The primate evolutionary tree is shown in gray (branches not to scale). The bottom of the tree shows currently known haplotypes in each species or species group. Horizontal gray bars indicate haplotypes shared among the African apes. The history of the genes/haplotypes in the α-block is overlaid on the tree, synthesizing previous work with our own observations (see Methods and Figure 8). Genes are represented by colored rectangles, while haplotypes are shown as horizontal lines containing genes. MHC-F—indicating the telomeric end of the α-block—was fixed early on and is located immediately to the left on all haplotypes shown, but is not pictured due to space constraints. Dashed arrows with descriptive labels represent evolutionary events. In the upper right, the “Symbol Key” explains the icons and labels. The “Gene Relationships” panel shows the relationships between the loci shown on the tree, without the layered complexity of haplotypes and speciation events. The “MHC-A Allelic Lineages” panel shows which MHC-A allele groups are present in human, chimpanzee, and gorilla.

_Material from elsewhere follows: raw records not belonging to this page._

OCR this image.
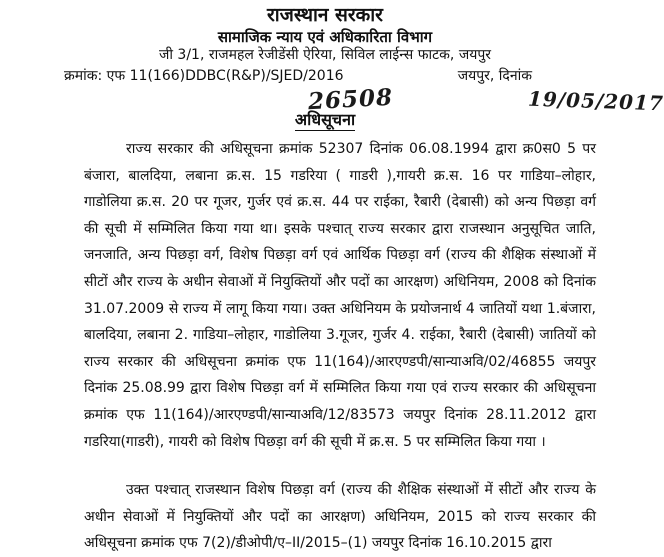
राजस्थान सरकार
सामाजिक न्याय एवं अधिकारिता विभाग
जी 3/1, राजमहल रेजीडेंसी ऐरिया, सिविल लाईन्स फाटक, जयपुर
क्रमांक: एफ 11(166)DDBC(R&P)/SJED/2016	जयपुर, दिनांक
26508	19/05/2017
अधिसूचना

राज्य सरकार की अधिसूचना क्रमांक 52307 दिनांक 06.08.1994 द्वारा क्र0स0 5 पर बंजारा, बालदिया, लबाना क्र.स. 15 गडरिया ( गाडरी ),गायरी क्र.स. 16 पर गाडिया–लोहार, गाडोलिया क्र.स. 20 पर गूजर, गुर्जर एवं क्र.स. 44 पर राईका, रैबारी (देबासी) को अन्य पिछड़ा वर्ग की सूची में सम्मिलित किया गया था। इसके पश्चात् राज्य सरकार द्वारा राजस्थान अनुसूचित जाति, जनजाति, अन्य पिछड़ा वर्ग, विशेष पिछड़ा वर्ग एवं आर्थिक पिछड़ा वर्ग (राज्य की शैक्षिक संस्थाओं में सीटों और राज्य के अधीन सेवाओं में नियुक्तियों और पदों का आरक्षण) अधिनियम, 2008 को दिनांक 31.07.2009 से राज्य में लागू किया गया। उक्त अधिनियम के प्रयोजनार्थ 4 जातियों यथा 1.बंजारा, बालदिया, लबाना 2. गाडिया–लोहार, गाडोलिया 3.गूजर, गुर्जर 4. राईका, रैबारी (देबासी) जातियों को राज्य सरकार की अधिसूचना क्रमांक एफ 11(164)/आरएण्डपी/सान्याअवि/02/46855 जयपुर दिनांक 25.08.99 द्वारा विशेष पिछड़ा वर्ग में सम्मिलित किया गया एवं राज्य सरकार की अधिसूचना क्रमांक एफ 11(164)/आरएण्डपी/सान्याअवि/12/83573 जयपुर दिनांक 28.11.2012 द्वारा गडरिया(गाडरी), गायरी को विशेष पिछड़ा वर्ग की सूची में क्र.स. 5 पर सम्मिलित किया गया ।

उक्त पश्चात् राजस्थान विशेष पिछड़ा वर्ग (राज्य की शैक्षिक संस्थाओं में सीटों और राज्य के अधीन सेवाओं में नियुक्तियों और पदों का आरक्षण) अधिनियम, 2015 को राज्य सरकार की अधिसूचना क्रमांक एफ 7(2)/डीओपी/ए–II/2015–(1) जयपुर दिनांक 16.10.2015 द्वारा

Figure 6—figure supplement 1. A version of Figure 6 with references.

Evolution of MHC-DRB.

The bottom of the tree shows current haplotypes in each species or species group; human, chimpanzee, gorilla, and old-world monkey haplotypes are well characterized, while orangutan, gibbon, and new-world monkey haplotypes are partially known. The history of the genes/haplotypes in the MHC-DRB region is overlaid on the tree, synthesizing previous work with our own observations (see Methods and Figure 8). The rest of the figure design follows that of Figure 6.

Figure 7—figure supplement 1. A version of Figure 7 with references.

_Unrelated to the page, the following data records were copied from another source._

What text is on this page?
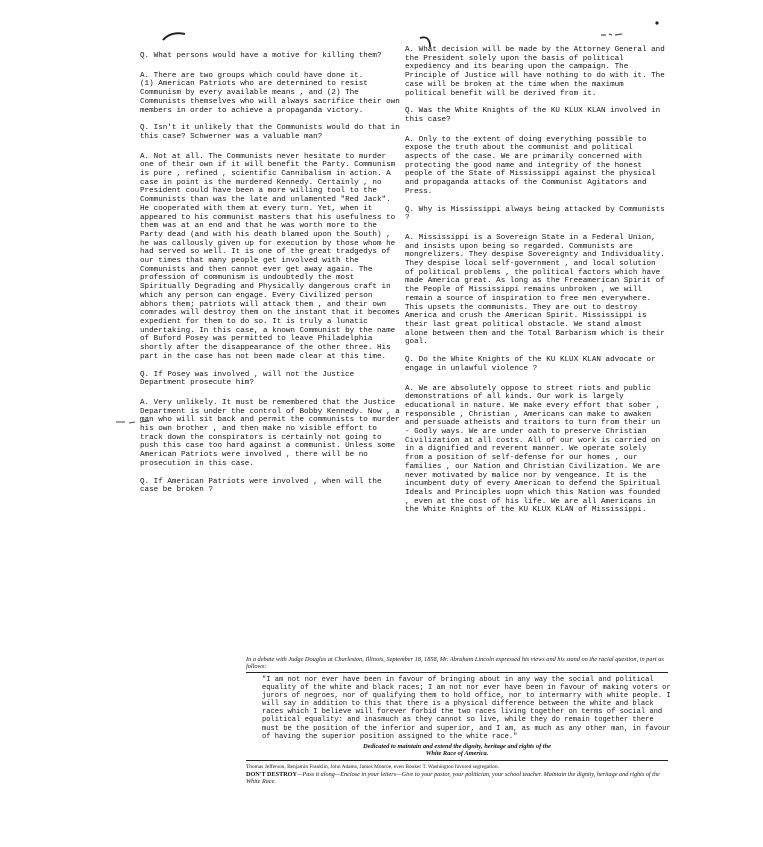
Q. What persons would have a motive for killing them?

A. There are two groups which could have done it.
(1) American Patriots who are determined to resist Communism by every available means , and (2) The Communists themselves who will always sacrifice their own members in order to achieve a propaganda victory.

Q. Isn't it unlikely that the Communists would do that in this case? Schwerner was a valuable man?

A. Not at all. The Communists never hesitate to murder one of their own if it will benefit the Party. Communism is pure , refined , scientific Cannibalism in action. A case in point is the murdered Kennedy. Certainly , no President could have been a more willing tool to the Communists than was the late and unlamented "Red Jack". He cooperated with them at every turn. Yet, when it appeared to his communist masters that his usefulness to them was at an end and that he was worth more to the Party dead (and with his death blamed upon the South) , he was callously given up for execution by those whom he had served so well. It is one of the great tradgedys of our times that many people get involved with the Communists and then cannot ever get away again. The profession of communism is undoubtedly the most Spiritually Degrading and Physically dangerous craft in which any person can engage. Every Civilized person abhors them; patriots will attack them , and their own comrades will destroy them on the instant that it becomes expedient for them to do so. It is truly a lunatic undertaking. In this case, a known Communist by the name of Buford Posey was permitted to leave Philadelphia shortly after the disappearance of the other three. His part in the case has not been made clear at this time.

Q. If Posey was involved , will not the Justice Department prosecute him?

A. Very unlikely. It must be remembered that the Justice Department is under the control of Bobby Kennedy. Now , a man who will sit back and permit the communists to murder his own brother , and then make no visible effort to track down the conspirators is certainly not going to push this case too hard against a communist. Unless some American Patriots were involved , there will be no prosecution in this case.

Q. If American Patriots were involved , when will the case be broken ?

A. What decision will be made by the Attorney General and the President solely upon the basis of political expediency and its bearing upon the campaign. The Principle of Justice will have nothing to do with it. The case will be broken at the time when the maximum political benefit will be derived from it.

Q. Was the White Knights of the KU KLUX KLAN involved in this case?

A. Only to the extent of doing everything possible to expose the truth about the communist and political aspects of the case. We are primarily concerned with protecting the good name and integrity of the honest people of the State of Mississippi against the physical and propaganda attacks of the Communist Agitators and Press.

Q. Why is Mississippi always being attacked by Communists ?

A. Mississippi is a Sovereign State in a Federal Union, and insists upon being so regarded. Communists are mongrelizers. They despise Sovereignty and Individuality. They despise local self-government , and local solution of political problems , the political factors which have made America great. As long as the Freeamerican Spirit of the People of Mississippi remains unbroken , we will remain a source of inspiration to free men everywhere. This upsets the communists. They are out to destroy America and crush the American Spirit. Mississippi is their last great political obstacle. We stand almost alone between them and the Total Barbarism which is their goal.

Q. Do the White Knights of the KU KLUX KLAN advocate or engage in unlawful violence ?

A. We are absolutely oppose to street riots and public demonstrations of all kinds. Our work is largely educational in nature. We make every effort that sober , responsible , Christian , Americans can make to awaken and persuade atheists and traitors to turn from their un - Godly ways. We are under oath to preserve Christian Civilization at all costs. All of our work is carried on in a dignified and reverent manner. We operate solely from a position of self-defense for our homes , our families , our Nation and Christian Civilization. We are never motivated by malice nor by vengeance. It is the incumbent duty of every American to defend the Spiritual Ideals and Principles uopn which this Nation was founded , even at the cost of his life. We are all Americans in the White Knights of the KU KLUX KLAN of Mississippi.

In a debate with Judge Douglas at Charleston, Illinois, September 18, 1858, Mr. Abraham Lincoln expressed his views and his stand on the racial question, in part as follows:

"I am not nor ever have been in favour of bringing about in any way the social and political equality of the white and black races; I am not nor ever have been in favour of making voters or jurors of negroes, nor of qualifying them to hold office, nor to intermarry with white people. I will say in addition to this that there is a physical difference between the white and black races which I believe will forever forbid the two races living together on terms of social and political equality: and inasmuch as they cannot so live, while they do remain together there must be the position of the inferior and superior, and I am, as much as any other man, in favour of having the superior position assigned to the white race."

Dedicated to maintain and extend the dignity, heritage and rights of the
White Race of America.

Thomas Jefferson, Benjamin Franklin, John Adams, James Monroe, even Booker T. Washington favored segregation.

DON'T DESTROY—Pass it along—Enclose in your letters—Give to your pastor, your politician, your school teacher. Maintain the dignity, heritage and rights of the White Race.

BEAST2 trees provide insight into MHC gene and allele relationships.

We first created multi-gene Bayesian phylogenetic trees using sequences from all genes and species, separated into Class I, Class IIA, and Class IIB groups. We then focused on various subtrees of the multi-gene trees by adding more sequences for each subtree and running BEAST2 using only sequences from that group (in addition to the “backbone” sequences common to all trees). Our trees gave us insight into both overall gene relationships (this paper) and allele relationships within gene groups (see our companion paper, Fortier and Pritchard (2024)).